Interview with Tom Glynn, author of Reading Publics
By FUPress
10th March 2015
The Author’s Corner with Tom Glynn
Tom Glynn is Anglo-American History and Political Science Selector in the Alexander Library at Rutgers University Libraries. This interview is based on his new book, Reading Publics: New York City’s Public Libraries, 1754-1911 (Fordham University Press, January 2015).
JF: What led you to write Reading Publics?
TG: I came to the history of American libraries by way of American labor history. My first article was on the Apprentices’ Library of the City of New York. That led to research on other libraries in the city in the nineteenth century and prompted me to explore what they held in common, what goals and values the Apprentices’ Library shared with, for example, the Mercantile Library Association, a library for young clerks. The book really began to take shape when I started to think about the contemporary use of the term public library to refer to these privately funded, privately managed institutions.
JF: In two sentences, what is the argument of Reading Publics?
TG: The early history of public libraries in New York City is an important part of the social and cultural history of the United States, revealing critical shifts in how Americans defined the public, the public good, and public institutions. It is also an important part of the history of books and reading, shedding light on the relationship between the market and culture, the reception of popular fiction, and class and gender in the construction of the reader.JF: Why do we need to read Reading Publics?

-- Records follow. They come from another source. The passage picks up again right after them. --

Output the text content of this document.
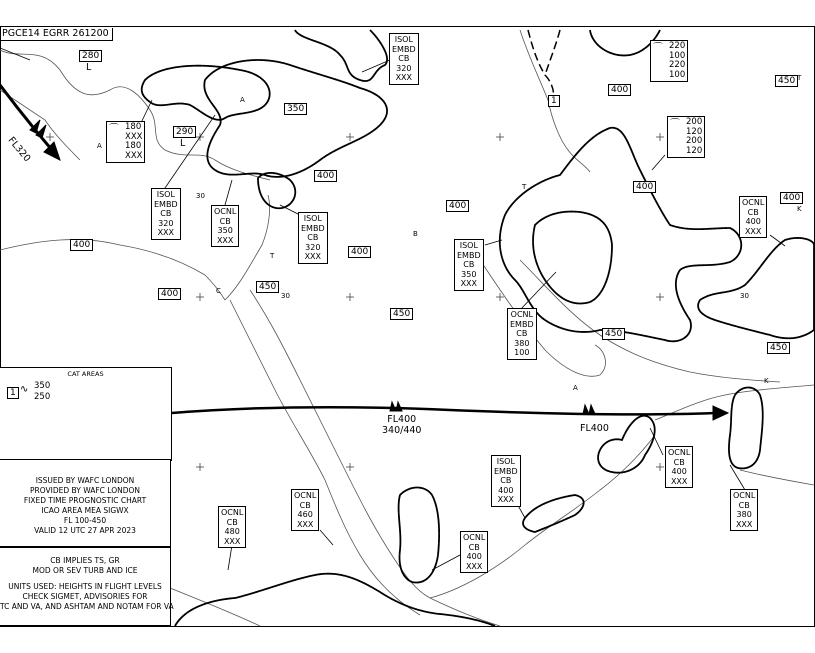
PGCE14 EGRR 261200
ISOL
EMBD
CB
320
XXX
ISOL
EMBD
CB
320
XXX
OCNL
CB
350
XXX
ISOL
EMBD
CB
320
XXX
ISOL
EMBD
CB
350
XXX
OCNL
EMBD
CB
380
100
OCNL
CB
400
XXX
OCNL
CB
400
XXX
OCNL
CB
380
XXX
ISOL
EMBD
CB
400
XXX
OCNL
CB
400
XXX
OCNL
CB
460
XXX
OCNL
CB
480
XXX
280
L
290
L
350
400
400
400
400
400
400
400
450
450
450
450
450
400
⌒ 180
XXX
180
XXX
⌒ 220
100
220
100
⌒ 200
120
200
120
1
FL320
FL400
340/440	FL400
A
A
A
B
C
T
T
T
K
K
30
30	30
CAT AREAS
1 ∿ 350
250
ISSUED BY WAFC LONDON
PROVIDED BY WAFC LONDON
FIXED TIME PROGNOSTIC CHART
ICAO AREA MEA SIGWX
FL 100-450
VALID 12 UTC 27 APR 2023
CB IMPLIES TS, GR
MOD OR SEV TURB AND ICE
UNITS USED: HEIGHTS IN FLIGHT LEVELS
CHECK SIGMET, ADVISORIES FOR
TC AND VA, AND ASHTAM AND NOTAM FOR VA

TG: Histories of public libraries in the United States omit or gloss over the fact that the meaning of the term changed over time, that public library meant something quite different to a reader in 1754 than to a reader in 1911. Reading my book you will appreciate the shifts from the eighteenth to the twentieth century in how Americans defined and what they expected of public institutions and what was valued as a public good. You will also learn about the history of books and reading in America and how class, gender and the market shaped the construction of the reader. Reading Publics addresses the need to place the development of public libraries within the larger context of American social and cultural history. But it is also a New York story, an accessible, interesting narrative of a little-know aspect of the city’s past. It was written not just for scholars, but for anyone interested in history, books, and libraries.
JF: When and why did you decide to become an American historian?
TG: I became a librarian before I became an historian. After I started my first job in an academic library, I joined a Ph.D. program, in part for the challenge and in part to be a better librarian. Later I wrote a book on the history of early public libraries in New York City for essentially the same reasons.
JF: What is your next project?
TG: I’m not sure. I’m very interested in the history of reading and also in detective fiction in the nineteenth and early twentieth centuries. It would be fun to find something that combines those interests.